De nuevo se cimbran las paredes. Empiezan a caer los cuadros. Ella me abraza, asustada; la protejo mientras corremos hacia la calle. Busco con la mirada algún lugar seguro.

 A los pocos minutos, ya estamos afuera del café, resguardados a pocas cuadras.

Volvemos la mirada hacia atrás: todo es un caos. El cimbrado fue una réplica del temblor. Nosotros logramos correr hacia otro lugar un poco más seguro. Tomados de la mano, buscamos el café donde pocos minutos antes estábamos. Es una escena salida de una película de terror: la parte alta está hecha añicos. Ella se abraza a mí tan fuerte como puede. Conmovida, empieza a llorar. Atrás ha quedado el grupo de sus amigas, se escucha las sirenas de las ambulancias. Ella nuevamente se aferra a mis brazos.
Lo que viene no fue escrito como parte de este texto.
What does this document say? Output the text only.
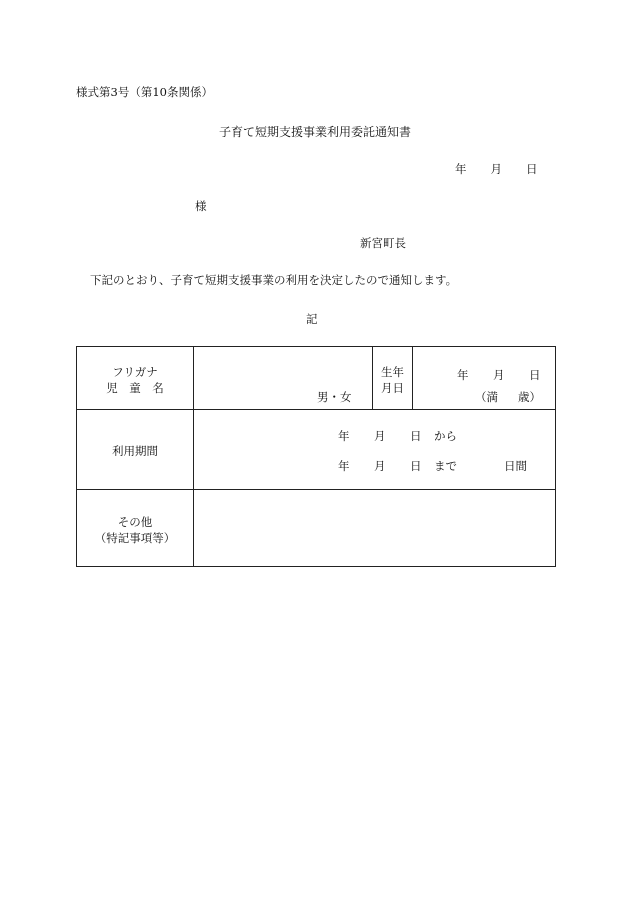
様式第3号（第10条関係）
子育て短期支援事業利用委託通知書
年 月 日
様
新宮町長
下記のとおり、子育て短期支援事業の利用を決定したので通知します。
記
フリガナ
児　童　名
男・女
生年
月日
年 月 日
（満 歳）
利用期間
年 月 日 から
年 月 日 まで	日間
その他
（特記事項等）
Los minutos pasan con lentitud. El conjunto de edificios donde se ubica la cafetería ha quedado en ruinas.

Respiro para alejar esos recuerdos. Decido  entrar a la cocina por un café para seguir disfrutando la caída de las hojas  mientras lo bebo.

Al salir al patio de nuevo, el que empieza a llover soy yo.

Cierro los ojos por unos instantes. Creo sentir el mismo abrazo, percibir su perfume, el Chanel #5…

Pero al abrirlos no es Rebeca, es otra la que está a mi lado. De Rebeca solo tengo el recuerdo de sus labios rojos como un boceto.

No quiero que se me borre su imagen.

Hay que meter al perro.

El huracán viene con una fuerza descomunal.